If it all sounds too ideal and too good to be true, it was and it wasn't. When I was growing up, Columbia was gloriously everything it aimed to be. By the late 1980s over-development to meet the constant influx of people including development of the open spaces that were never to be developed, in addition to a population in sheer numbers that made every community overcrowded and eventually all exactly the same, dissolved much of the charm and original intent of Rouse's grand idea. But I must say while it lasted and when I was a kid, it was an ideal if sheltered place to live. Somebody who left in 1982 would scarcely recognize it or be able to find anything including landmarks, other than maybe the remnants of that downtown, now partially obscured by signage and taller buildings that originally never would have been allowed. But oh, what it was....
Besides me there have been a handful of famous folk to come from Columbia, MD. Pultizer-Prize winning author Michael Chabon (
The Adventures of Cavalier & Clay,
Wonder Boys) grew up there in the late 1960s and through the 1970s. Oscar-nominated actor and current Hulk Edward Norton grew up in Columbia, and in fact made his professional stage debut at Toby's Dinner Theatre which is at the city center next to the main library branch. Norton is the grandson of James Rouse, by the by. Cartoonist Aaron McGruder (
The Boondocks) also grew up in Columbia. And no, I didn't know any of them.
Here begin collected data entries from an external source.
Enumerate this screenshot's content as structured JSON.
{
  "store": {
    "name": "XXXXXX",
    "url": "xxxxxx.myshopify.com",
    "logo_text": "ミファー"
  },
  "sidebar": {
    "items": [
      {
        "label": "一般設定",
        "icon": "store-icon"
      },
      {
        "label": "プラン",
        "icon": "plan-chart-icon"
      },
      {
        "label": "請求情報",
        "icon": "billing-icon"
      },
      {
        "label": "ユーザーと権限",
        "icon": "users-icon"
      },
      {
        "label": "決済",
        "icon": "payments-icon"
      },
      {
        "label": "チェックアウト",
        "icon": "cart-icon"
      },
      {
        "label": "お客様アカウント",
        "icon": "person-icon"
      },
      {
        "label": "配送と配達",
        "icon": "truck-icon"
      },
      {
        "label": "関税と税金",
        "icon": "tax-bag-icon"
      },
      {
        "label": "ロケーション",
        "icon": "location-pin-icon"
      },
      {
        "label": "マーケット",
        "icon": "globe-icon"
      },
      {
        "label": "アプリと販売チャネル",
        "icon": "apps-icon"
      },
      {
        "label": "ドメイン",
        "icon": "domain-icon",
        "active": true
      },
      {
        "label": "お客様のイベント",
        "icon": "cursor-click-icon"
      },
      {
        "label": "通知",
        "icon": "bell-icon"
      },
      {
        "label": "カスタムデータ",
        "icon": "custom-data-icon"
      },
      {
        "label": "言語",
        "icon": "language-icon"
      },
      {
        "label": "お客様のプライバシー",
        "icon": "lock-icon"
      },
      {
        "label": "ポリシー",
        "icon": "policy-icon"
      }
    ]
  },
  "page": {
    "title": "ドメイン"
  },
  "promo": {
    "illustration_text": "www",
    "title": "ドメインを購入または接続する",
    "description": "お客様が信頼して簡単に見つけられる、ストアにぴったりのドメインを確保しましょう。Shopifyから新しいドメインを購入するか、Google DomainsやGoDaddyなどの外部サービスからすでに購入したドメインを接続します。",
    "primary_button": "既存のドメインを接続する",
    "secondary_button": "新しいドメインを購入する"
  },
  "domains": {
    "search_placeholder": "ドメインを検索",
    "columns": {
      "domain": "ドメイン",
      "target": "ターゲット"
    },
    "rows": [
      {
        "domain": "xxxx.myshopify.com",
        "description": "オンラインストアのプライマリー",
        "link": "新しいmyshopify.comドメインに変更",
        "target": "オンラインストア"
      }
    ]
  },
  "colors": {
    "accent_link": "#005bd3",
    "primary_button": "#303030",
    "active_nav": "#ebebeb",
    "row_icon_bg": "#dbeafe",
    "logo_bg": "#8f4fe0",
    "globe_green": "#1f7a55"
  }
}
Chabon is seven years older than me so we never crossed paths, though through a friend I have met him a couple times and even went to lunch with him once where we reminisced about the glory days of Columbia. Michael has a nice piece about his memories and initial impressions of Columbia that can be found as the title essay in his recent non-fiction collection
Maps & Legends published by McSweeney's, which originally appeared in
Architectural Digest and can be found in its entirety on-line right
HERE. McGruder is four years younger than me, so I never interacted with him, either. Edward Norton is only a year older than me, but we went to different High Schools so I never crossed his path that I know of, either.
And though he didn't grow up there, you may spot Talking Head David Byrne in town, as his parents live there. David grew up in nearby Arbutus over the Baltimore County line (where the UMBC campus I attended sits), but his folks moved to Columbia after he left for college in Rhode Island and then of course landed in NYC and CBGBs. You may also see international moviestar Will Smith and his family, as wife Jada Pinkett's mother too lives in Columbia.
And Merriweather Post Pavillion is a concert venue in Columbia that lots of big acts over the years have played, and in fact Jackson Browne's bestselling live album
Running On Empty was recorded there in August of 1977. The first concert I ever went to was right there, The Little River Band opening up for Linda Ronstadt in 1976. Yes, that means I was six-years-old, and my parents and I sat on the lawn.
As far as I know no major movies have ever been shot in Columbia, certainly not while I lived there. I still go back a couple times a year: my parents still live there, though in a different house and neighborhood, as does my little brother with his wife and two kids.
So, that was my hood. I always try to explain the 1970s Columbia as Spielbergy suburban, similar in tone (if not geography) to the idyllic communities seen in
E.T. and
Poltergeist - you know, minus the space aliens and ghosts...although had either applied for home ownership, due to Columbia's non-discriminatory practices they would have been happily welcomed into the community.